Je parlais de manière générale, philosophique oserai-je dire, et non d'un cas spécifique.

Mais puisque tu y tiens considérons le scénario suivant : madame X et monsieur Y sont heureux en ménage. Un jour ils se font livrer une machine à laver et madame X faute avec le livreur de chez Darty. Le soir madame et monsieur remplissent leur devoir conjugal comme il se doit. 9 mois plus tard un petit w naît.

1- Je me fous du fait que ce scénario soit fréquent ou pas, moral ou pas : il est possible (il y a même eu des cas de jumeaux de deux pères différents naissant de la même mère).

2- Supposons que Y élève w comme son fils pendant 15 ans.

La question qui tue est : qui est le père ? Tiens juste pour t'embêter on va dire que le livreur de chez Darty est le jumeau homozygote de Y. Comme ça à part Dieu personne (même avec une analyse ADN) ne pourra dire qui est l'ascendant biologique.

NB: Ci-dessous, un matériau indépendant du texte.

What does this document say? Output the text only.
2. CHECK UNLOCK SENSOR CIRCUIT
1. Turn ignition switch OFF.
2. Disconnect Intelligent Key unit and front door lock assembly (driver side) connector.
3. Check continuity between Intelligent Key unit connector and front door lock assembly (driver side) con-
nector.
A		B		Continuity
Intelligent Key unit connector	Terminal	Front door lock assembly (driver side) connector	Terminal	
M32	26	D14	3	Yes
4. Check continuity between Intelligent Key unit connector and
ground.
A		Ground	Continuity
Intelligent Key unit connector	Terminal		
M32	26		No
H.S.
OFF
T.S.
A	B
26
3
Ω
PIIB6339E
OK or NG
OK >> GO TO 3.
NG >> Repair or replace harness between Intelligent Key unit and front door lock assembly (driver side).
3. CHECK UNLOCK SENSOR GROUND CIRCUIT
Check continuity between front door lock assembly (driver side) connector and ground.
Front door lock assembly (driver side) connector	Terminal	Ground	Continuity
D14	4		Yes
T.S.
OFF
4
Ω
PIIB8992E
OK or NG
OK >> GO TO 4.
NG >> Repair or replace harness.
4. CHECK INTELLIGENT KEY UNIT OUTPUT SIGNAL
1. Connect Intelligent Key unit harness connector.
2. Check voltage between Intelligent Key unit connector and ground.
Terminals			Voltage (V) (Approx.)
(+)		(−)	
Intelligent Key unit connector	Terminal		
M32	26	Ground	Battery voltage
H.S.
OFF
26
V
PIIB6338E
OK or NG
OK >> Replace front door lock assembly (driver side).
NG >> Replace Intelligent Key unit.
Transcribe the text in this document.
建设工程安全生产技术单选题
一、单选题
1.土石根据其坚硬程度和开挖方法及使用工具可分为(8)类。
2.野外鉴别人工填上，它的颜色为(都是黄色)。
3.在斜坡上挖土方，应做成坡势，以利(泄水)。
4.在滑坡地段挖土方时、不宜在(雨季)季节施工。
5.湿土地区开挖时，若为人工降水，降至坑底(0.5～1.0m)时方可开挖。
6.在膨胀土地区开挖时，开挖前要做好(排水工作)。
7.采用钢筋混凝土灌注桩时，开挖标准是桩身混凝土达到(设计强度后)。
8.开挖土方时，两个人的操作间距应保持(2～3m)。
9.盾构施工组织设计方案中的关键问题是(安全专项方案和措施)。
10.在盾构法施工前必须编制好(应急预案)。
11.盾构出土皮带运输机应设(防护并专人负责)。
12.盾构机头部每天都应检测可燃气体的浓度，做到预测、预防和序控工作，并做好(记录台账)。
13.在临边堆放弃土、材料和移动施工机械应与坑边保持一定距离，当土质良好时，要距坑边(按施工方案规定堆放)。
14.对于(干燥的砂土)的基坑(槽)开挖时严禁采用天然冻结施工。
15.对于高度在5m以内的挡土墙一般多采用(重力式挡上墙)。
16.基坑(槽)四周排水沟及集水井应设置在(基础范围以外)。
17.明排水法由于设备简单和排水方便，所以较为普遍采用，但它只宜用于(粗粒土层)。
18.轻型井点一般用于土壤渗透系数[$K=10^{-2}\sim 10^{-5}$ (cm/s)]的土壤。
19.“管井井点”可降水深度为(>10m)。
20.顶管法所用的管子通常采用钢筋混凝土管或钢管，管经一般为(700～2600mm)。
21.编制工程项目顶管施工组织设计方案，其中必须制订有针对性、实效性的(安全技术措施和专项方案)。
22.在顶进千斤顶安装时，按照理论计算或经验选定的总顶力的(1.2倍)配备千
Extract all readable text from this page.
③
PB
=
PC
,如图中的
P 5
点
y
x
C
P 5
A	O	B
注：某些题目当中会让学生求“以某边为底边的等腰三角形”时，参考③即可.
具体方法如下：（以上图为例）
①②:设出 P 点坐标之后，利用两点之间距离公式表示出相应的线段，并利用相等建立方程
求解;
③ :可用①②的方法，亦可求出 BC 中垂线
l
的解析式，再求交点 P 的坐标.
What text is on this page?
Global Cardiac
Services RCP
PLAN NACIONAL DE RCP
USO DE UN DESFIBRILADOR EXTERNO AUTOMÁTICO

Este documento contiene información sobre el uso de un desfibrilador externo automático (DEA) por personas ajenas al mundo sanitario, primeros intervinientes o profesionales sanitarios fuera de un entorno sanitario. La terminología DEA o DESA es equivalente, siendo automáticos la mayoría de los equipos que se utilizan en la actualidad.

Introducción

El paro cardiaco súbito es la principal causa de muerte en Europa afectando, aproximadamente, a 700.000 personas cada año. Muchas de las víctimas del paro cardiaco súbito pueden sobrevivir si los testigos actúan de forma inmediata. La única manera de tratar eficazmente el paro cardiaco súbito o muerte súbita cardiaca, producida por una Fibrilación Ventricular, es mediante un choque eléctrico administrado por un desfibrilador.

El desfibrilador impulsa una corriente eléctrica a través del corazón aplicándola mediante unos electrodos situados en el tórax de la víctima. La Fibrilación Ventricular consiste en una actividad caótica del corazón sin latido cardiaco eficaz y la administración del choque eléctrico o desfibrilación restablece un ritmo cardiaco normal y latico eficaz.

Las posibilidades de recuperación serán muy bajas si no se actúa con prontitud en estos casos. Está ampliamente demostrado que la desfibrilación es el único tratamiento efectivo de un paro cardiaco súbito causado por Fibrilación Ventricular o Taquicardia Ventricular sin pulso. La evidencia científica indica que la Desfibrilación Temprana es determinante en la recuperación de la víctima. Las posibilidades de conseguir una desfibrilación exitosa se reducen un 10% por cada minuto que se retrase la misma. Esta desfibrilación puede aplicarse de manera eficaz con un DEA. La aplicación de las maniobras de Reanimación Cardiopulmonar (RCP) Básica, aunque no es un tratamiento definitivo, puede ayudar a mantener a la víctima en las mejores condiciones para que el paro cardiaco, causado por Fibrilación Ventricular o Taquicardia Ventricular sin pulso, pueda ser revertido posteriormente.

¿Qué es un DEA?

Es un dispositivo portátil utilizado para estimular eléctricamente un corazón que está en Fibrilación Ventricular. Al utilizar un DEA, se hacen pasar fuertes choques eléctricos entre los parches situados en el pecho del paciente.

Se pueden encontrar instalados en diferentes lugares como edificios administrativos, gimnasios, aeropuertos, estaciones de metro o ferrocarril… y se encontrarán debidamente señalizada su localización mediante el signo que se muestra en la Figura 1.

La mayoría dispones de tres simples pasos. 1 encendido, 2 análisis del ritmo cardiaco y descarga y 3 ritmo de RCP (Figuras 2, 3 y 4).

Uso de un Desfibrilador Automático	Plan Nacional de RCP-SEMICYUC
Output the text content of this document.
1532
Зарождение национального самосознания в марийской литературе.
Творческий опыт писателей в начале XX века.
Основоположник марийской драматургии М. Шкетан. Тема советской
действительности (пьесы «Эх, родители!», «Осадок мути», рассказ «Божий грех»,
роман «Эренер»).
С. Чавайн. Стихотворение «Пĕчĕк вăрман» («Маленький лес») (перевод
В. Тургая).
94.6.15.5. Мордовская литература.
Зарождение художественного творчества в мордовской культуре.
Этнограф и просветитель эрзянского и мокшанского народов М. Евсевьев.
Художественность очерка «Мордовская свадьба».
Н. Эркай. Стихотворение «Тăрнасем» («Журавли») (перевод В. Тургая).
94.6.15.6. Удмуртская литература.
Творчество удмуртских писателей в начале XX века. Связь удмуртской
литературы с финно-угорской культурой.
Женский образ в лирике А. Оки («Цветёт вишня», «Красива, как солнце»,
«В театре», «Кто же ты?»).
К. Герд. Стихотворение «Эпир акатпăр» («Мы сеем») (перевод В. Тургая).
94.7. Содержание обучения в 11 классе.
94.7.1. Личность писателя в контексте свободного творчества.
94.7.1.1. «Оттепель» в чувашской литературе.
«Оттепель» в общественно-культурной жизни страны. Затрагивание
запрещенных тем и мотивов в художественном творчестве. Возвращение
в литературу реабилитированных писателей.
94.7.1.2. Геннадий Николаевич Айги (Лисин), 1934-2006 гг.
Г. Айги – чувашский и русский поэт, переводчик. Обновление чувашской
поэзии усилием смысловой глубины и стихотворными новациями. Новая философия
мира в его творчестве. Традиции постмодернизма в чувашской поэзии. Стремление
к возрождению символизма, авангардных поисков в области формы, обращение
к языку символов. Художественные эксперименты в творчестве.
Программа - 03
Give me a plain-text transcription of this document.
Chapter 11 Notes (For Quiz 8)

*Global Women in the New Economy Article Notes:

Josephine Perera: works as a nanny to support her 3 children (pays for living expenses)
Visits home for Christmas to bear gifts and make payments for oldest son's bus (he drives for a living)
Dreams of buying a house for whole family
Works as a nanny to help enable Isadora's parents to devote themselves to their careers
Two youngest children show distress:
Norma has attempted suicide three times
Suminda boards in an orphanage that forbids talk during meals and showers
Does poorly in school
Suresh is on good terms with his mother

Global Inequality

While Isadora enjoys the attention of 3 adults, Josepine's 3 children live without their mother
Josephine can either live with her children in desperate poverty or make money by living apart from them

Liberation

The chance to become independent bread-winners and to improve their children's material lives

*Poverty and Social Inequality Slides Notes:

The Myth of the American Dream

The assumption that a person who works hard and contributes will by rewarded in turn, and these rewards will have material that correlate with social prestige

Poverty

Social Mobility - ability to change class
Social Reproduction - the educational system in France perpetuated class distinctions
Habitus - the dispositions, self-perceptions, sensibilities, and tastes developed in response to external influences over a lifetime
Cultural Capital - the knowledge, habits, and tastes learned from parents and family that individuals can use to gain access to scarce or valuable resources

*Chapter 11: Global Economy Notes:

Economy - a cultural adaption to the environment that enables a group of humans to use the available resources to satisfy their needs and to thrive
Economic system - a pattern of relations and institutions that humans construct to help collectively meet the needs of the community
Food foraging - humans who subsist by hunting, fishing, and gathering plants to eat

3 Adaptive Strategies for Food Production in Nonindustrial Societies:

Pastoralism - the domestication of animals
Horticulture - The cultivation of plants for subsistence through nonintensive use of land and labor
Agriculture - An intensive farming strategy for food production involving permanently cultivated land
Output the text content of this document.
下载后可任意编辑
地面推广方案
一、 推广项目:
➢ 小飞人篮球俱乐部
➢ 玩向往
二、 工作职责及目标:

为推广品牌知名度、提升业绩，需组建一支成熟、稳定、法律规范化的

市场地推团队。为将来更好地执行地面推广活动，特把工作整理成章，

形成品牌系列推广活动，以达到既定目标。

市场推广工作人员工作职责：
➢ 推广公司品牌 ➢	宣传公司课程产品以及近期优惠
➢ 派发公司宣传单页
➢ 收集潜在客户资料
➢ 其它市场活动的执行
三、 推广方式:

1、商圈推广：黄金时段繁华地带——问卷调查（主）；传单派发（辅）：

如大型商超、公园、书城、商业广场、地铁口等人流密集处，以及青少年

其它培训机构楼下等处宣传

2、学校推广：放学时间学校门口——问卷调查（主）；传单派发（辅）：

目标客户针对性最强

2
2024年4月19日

Voila une histoire de 3 lignes qui montrent que même derrière le truc le plus con du monde "la réalité" est un concept évanescent quand on tente de la définir trop finement. Ca ne veut pas dire qu'elle n'existe et que tout est relatif, mais qu'a un moment donné il faut arrêter de courrir après une définition trop précise : tout cela par ce que la réalité n'a pas de double, elle est une. Tu ne peux la saisir comme un objet et le duppliquer. Il y a juste des "observations" qui te permettent d'en deviner les contours. Dans le cadre familial cette "observation" est la reconnaissance en paternité jusqu'à aujourd'hui. On peut dire que l'ADN c'est mieux mais ça me semble être un comportement semblable à celui de ces chiens (et ne me faites de procès d'intention c'est bien l'image qui m'intéresse et non une crypto-insulte) qu'on voit tenter de mordre un jet d'eau.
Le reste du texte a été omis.